Key Characteristics & Unlearning Focus

  • Base Model: open-unlearning/tofu_Llama-3.2-1B-Instruct_full
  • Unlearning Method: Negative Preference Optimisation (NPO)
  • Forget Split: forget10, comprising 20 fictitious authors and 200 QA pairs from the TOFU dataset.
  • Training: Unlearned over 10 epochs with a learning rate of 5e-5, and specific alpha (1.0) and beta (0.1) parameters.
  • Selection: This is the benchmark-selected rank-1 checkpoint based on the official TOFU forget_quality metric.

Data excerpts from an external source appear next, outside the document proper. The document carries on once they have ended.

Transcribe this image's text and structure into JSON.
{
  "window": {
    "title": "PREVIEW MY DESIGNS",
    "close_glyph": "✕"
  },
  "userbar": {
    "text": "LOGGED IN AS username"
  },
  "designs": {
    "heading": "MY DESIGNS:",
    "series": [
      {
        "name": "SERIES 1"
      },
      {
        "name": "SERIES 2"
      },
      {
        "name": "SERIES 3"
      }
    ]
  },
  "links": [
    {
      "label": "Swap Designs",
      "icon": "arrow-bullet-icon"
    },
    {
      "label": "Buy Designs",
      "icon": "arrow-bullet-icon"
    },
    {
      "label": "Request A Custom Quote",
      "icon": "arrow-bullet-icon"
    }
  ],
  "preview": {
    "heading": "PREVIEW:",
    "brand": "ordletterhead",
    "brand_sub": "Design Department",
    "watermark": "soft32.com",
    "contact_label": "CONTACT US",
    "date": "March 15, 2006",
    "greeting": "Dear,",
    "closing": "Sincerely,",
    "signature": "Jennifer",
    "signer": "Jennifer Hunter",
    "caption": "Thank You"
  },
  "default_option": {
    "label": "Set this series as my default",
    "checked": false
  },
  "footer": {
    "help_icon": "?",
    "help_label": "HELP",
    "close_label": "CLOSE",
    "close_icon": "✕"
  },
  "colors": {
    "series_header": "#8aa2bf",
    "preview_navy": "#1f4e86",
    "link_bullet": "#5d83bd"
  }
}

Audit Results & Implications

  • Achieves a TOFU forget quality of 0.967, indicating effective forgetting of targeted information.
  • Reports a TOFU model utility of 0.548.
  • Exhibits an overall novel-recall leak of 4.67%, which is slightly higher than its TOFU-full counterpart (3.70%). This suggests that NPO primarily alters what the model says rather than what it knows.
  • Further audit details, including per-family breakdowns, are available in the associated research paper and GitHub repository.